At TheHealthBoard, we're committed to delivering accurate, trustworthy information. Our expert-authored content is rigorously fact-checked and sourced from credible authorities. Discover how we uphold the highest standards in providing you with reliable knowledge.
The term “dental prosthetic” is used to describe any type of artificial teeth used to replace ones that have been damaged through injury or decay. Two common types of dental prosthetics are conventional dentures and dental implants. Dentures and implants are very similar in function, but dentures are inserted by fitting new teeth between already existing ones. Implants are added by surgically putting metal nuts into the gum, and screwing the new teeth into the nuts with small screws found at the end of each tooth. Both options may be best for individual patients depending on the circumstances.
Dentures are generally the better option for those who only need a few dental prosthetic pieces put in place. Since most dentures are held in place by surrounding teeth and wire, the rest of the teeth should be in good health. Severe decay or gum disease may prevent dentures from staying in place as they should, or may result in needing additional procedures as more teeth fall out.
Implants are usually more realistic in appearance and function than dentures, but their high price means that they are not right for all patients. Since each individual tooth is screwed into place, there is typically no need for additional treatments because teeth tend to stay in place better than with conventional dentures. Although implants are not dependent on surrounding teeth for support, it is important that the patient’s gums be healthy enough for surgery because the nuts may further damage diseased gum, or the teeth may fall out entirely.

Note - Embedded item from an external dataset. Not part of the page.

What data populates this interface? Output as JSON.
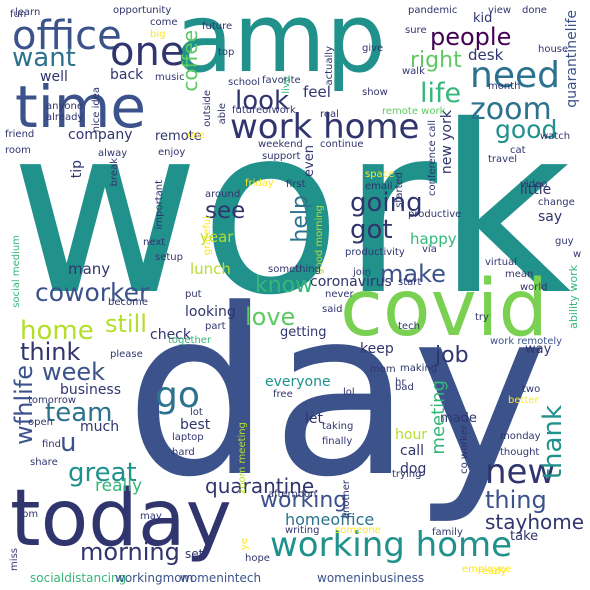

To prepare for dental prosthetic procedures, patients should work with a dentist to bring the gums to a state of health, as well as any real teeth which will remain after the dentures or implants are in place. If teeth will need to be pulled, this will generally occur several days or weeks before dental prosthetic materials are added to allow the gums proper time to heal. In many cases, a cast or mold of the patient’s teeth will be taken to allow for an exact replica to be created.
Options that patients can choose instead of dental prosthetics include veneers and crowns. This are pieces of materials that are made to cover or cap existing teeth. These options are generally used for cosmetic purposes only, and are not viable options for those with severe tooth decay or gum disease. Veneers are generally added to the front of the teeth to give them a more desirable appearance, and caps or crowns may be added to repair teeth which have been chipped or otherwise damaged.